Blood Orange Mascarpone Panna Cotta
Yield: 4-6 servings
Prep time: 15 minutes, plus 2 or more hours to chill
Cook time: 5 minutes
1 1/2 cups heavy cream (or whole milk)*
1 teaspoon blood orange zest
1 tablespoon grassfed gelatin
1 cup mascarpone cheese
1/4 cup blood orange juice
1 teaspoon orange or lemon extract, optional**
1/2 teaspoon vanilla extract
Pinch of sea salt
1/4 cup plus 2 tablespoons honey
*Cream will make a very rich panna cotta, whereas milk will yield a lighter version. You can also substitute 2 1/2 cups coconut milk for the cream and mascarpone to make this dairy-free.
Place the heavy cream and orange zest in a small saucepan. Sprinkle the gelatin on top and let it bloom for about five minutes, until the surface of the cream looks wrinkled and some of the gelatin granules have dissolved.
If you plan to unmold your panna cottas for serving, grease 4 to 6 small ramekins (about 4 ounces each).
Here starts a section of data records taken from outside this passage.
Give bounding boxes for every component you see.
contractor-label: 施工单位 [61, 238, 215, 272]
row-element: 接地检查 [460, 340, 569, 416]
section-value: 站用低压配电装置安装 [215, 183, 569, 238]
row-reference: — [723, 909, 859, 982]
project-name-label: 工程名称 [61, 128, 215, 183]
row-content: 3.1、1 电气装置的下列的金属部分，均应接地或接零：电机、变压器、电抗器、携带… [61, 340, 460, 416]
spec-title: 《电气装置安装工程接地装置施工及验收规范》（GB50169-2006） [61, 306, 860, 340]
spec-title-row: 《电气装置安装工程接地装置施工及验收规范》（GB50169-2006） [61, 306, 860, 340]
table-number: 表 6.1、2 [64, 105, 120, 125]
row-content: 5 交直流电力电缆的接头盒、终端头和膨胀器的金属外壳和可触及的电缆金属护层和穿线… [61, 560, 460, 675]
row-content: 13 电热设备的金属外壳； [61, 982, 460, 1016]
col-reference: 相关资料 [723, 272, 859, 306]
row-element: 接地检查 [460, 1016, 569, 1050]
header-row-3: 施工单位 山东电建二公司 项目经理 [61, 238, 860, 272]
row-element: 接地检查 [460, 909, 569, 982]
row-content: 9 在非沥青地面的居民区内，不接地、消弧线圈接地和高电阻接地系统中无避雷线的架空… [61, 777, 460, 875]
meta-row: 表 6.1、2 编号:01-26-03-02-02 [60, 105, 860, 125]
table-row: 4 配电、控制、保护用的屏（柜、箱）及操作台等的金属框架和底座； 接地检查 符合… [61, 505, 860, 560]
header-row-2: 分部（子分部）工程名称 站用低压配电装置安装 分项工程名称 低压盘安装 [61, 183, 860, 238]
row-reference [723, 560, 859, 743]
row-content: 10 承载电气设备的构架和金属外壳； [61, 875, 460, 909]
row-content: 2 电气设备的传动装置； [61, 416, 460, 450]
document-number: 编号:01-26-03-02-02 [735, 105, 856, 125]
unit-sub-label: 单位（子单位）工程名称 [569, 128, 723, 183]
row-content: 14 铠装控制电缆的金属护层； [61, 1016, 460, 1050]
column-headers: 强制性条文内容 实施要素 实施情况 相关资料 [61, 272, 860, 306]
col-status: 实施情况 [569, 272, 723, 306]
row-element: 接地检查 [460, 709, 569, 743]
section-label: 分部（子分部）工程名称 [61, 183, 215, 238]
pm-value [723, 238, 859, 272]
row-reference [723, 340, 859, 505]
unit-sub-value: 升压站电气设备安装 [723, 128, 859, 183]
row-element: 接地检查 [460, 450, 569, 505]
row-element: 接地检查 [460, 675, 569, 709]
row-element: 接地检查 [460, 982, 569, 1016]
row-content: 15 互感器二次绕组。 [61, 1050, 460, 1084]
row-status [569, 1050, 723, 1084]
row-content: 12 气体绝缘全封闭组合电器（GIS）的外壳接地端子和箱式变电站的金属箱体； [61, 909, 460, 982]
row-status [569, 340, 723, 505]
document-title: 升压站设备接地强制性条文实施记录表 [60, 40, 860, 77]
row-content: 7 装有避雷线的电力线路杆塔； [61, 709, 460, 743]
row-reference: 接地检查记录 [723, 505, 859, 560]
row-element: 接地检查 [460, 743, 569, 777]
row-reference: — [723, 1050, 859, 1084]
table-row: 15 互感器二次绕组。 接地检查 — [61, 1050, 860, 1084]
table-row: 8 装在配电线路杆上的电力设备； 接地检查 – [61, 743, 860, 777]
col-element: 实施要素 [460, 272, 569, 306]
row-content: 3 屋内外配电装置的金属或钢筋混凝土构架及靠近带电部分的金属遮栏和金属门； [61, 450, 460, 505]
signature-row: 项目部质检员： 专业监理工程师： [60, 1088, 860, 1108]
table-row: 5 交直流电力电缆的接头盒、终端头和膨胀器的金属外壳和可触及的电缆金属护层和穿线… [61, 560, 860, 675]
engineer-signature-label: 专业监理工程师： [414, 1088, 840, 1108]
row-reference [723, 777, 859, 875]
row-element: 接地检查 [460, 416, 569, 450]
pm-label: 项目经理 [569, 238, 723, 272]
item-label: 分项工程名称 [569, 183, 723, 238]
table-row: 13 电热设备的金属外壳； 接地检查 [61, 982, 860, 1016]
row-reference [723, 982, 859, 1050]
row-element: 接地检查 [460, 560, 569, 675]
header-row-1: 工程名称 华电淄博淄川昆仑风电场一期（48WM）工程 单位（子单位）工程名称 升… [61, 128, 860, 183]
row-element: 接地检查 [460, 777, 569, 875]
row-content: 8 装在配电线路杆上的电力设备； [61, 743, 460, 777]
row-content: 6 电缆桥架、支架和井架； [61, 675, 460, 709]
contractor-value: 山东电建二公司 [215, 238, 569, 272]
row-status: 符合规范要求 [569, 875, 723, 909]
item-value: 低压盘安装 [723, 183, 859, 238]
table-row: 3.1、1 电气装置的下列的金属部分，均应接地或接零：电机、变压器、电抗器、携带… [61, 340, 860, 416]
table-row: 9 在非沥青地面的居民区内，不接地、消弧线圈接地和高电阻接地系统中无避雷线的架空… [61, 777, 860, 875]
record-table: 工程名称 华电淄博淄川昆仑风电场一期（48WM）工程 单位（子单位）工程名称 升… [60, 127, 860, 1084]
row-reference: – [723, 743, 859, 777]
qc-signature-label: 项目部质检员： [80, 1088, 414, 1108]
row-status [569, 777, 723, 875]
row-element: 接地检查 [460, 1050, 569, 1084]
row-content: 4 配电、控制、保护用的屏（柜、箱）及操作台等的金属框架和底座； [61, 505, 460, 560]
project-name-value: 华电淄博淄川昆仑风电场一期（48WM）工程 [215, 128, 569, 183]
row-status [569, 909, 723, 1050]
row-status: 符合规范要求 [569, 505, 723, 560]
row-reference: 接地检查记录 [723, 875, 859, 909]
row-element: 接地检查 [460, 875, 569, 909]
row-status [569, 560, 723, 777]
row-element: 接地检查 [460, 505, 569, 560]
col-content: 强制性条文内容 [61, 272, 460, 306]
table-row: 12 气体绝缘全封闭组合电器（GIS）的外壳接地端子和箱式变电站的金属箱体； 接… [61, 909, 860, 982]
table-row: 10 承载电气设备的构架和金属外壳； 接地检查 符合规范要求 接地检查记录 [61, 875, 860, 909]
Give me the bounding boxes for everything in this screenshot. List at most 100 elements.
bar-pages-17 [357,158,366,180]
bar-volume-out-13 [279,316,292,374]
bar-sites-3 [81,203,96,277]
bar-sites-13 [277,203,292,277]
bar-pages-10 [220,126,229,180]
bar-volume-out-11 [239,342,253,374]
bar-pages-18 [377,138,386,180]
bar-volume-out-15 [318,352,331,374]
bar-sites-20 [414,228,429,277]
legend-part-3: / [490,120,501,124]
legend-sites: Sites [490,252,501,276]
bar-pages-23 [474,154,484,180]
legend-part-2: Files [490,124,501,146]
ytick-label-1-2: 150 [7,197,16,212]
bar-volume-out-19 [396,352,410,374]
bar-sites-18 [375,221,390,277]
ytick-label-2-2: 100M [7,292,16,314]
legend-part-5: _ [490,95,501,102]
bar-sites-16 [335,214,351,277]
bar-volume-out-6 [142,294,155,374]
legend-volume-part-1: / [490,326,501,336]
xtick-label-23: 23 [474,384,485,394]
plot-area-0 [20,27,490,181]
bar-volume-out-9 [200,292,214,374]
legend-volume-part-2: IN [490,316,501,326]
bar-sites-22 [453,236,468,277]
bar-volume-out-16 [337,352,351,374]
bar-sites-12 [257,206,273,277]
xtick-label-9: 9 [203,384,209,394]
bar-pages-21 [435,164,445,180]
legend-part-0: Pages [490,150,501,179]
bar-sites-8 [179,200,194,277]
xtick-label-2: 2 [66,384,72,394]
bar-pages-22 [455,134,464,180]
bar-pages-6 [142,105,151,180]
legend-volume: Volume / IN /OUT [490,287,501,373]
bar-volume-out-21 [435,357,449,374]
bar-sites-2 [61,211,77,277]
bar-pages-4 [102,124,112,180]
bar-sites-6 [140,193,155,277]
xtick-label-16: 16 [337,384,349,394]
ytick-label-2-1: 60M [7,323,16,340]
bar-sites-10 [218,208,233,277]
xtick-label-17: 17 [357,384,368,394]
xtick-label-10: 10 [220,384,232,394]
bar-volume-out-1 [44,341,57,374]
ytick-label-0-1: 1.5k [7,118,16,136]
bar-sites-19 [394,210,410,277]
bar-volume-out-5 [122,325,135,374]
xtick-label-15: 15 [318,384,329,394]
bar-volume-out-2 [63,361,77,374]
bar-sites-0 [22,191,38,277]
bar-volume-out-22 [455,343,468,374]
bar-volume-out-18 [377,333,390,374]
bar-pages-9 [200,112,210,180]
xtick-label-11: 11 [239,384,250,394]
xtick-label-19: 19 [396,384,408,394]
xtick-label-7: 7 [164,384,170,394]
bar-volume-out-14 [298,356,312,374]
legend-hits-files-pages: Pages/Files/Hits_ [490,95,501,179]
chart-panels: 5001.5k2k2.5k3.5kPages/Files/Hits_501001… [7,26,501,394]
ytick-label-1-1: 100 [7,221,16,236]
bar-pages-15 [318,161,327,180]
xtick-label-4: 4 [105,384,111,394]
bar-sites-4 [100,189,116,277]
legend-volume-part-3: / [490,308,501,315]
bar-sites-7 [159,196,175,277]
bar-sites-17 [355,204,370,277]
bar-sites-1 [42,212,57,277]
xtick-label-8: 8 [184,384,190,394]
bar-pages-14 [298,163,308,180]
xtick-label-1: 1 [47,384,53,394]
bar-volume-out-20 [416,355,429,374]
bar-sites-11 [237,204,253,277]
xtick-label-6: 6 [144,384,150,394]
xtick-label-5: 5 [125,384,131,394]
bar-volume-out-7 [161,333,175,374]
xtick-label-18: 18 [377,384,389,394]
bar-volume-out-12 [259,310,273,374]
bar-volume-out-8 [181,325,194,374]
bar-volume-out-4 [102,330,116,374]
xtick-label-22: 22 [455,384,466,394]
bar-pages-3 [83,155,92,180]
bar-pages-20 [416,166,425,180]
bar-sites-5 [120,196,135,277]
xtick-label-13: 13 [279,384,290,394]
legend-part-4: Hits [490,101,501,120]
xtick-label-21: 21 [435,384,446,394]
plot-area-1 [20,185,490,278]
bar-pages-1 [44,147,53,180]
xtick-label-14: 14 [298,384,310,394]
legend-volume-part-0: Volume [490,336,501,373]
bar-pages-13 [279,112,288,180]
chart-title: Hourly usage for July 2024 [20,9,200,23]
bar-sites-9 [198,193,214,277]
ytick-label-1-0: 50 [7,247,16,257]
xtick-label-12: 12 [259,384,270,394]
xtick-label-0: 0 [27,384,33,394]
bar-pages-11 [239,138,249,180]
If you plan to serve the panna cottas in their vessels, you can use small glasses or jars if you like and do not need to grease them.
Whisk the mascarpone, blood orange juice, extracts, and salt in a large bowl.
Place the saucepan of cream over low heat and warm, stirring often, until the gelatin has dissolved (rub a bit of the mixture between your thumb and forefinger to make sure it’s smooth). Be careful not to let the mixture come to a boil or even steam–remove it from the heat if you start to see vapor rising from the edges. Turn off the heat and whisk in the honey until smooth.
Slowly pour the hot cream into the bowl with the mascarpone, whisking constantly, until uniform. If you’d like your panna cotta totally smooth, strain the liquid to remove the zest and any little clumps of gelatin (I did not do this because I like a little texture). Divide the mixture between the ramekins or jars and chill in the refrigerator for 2 to 4 hours, until set. Serve chilled or at room temperature.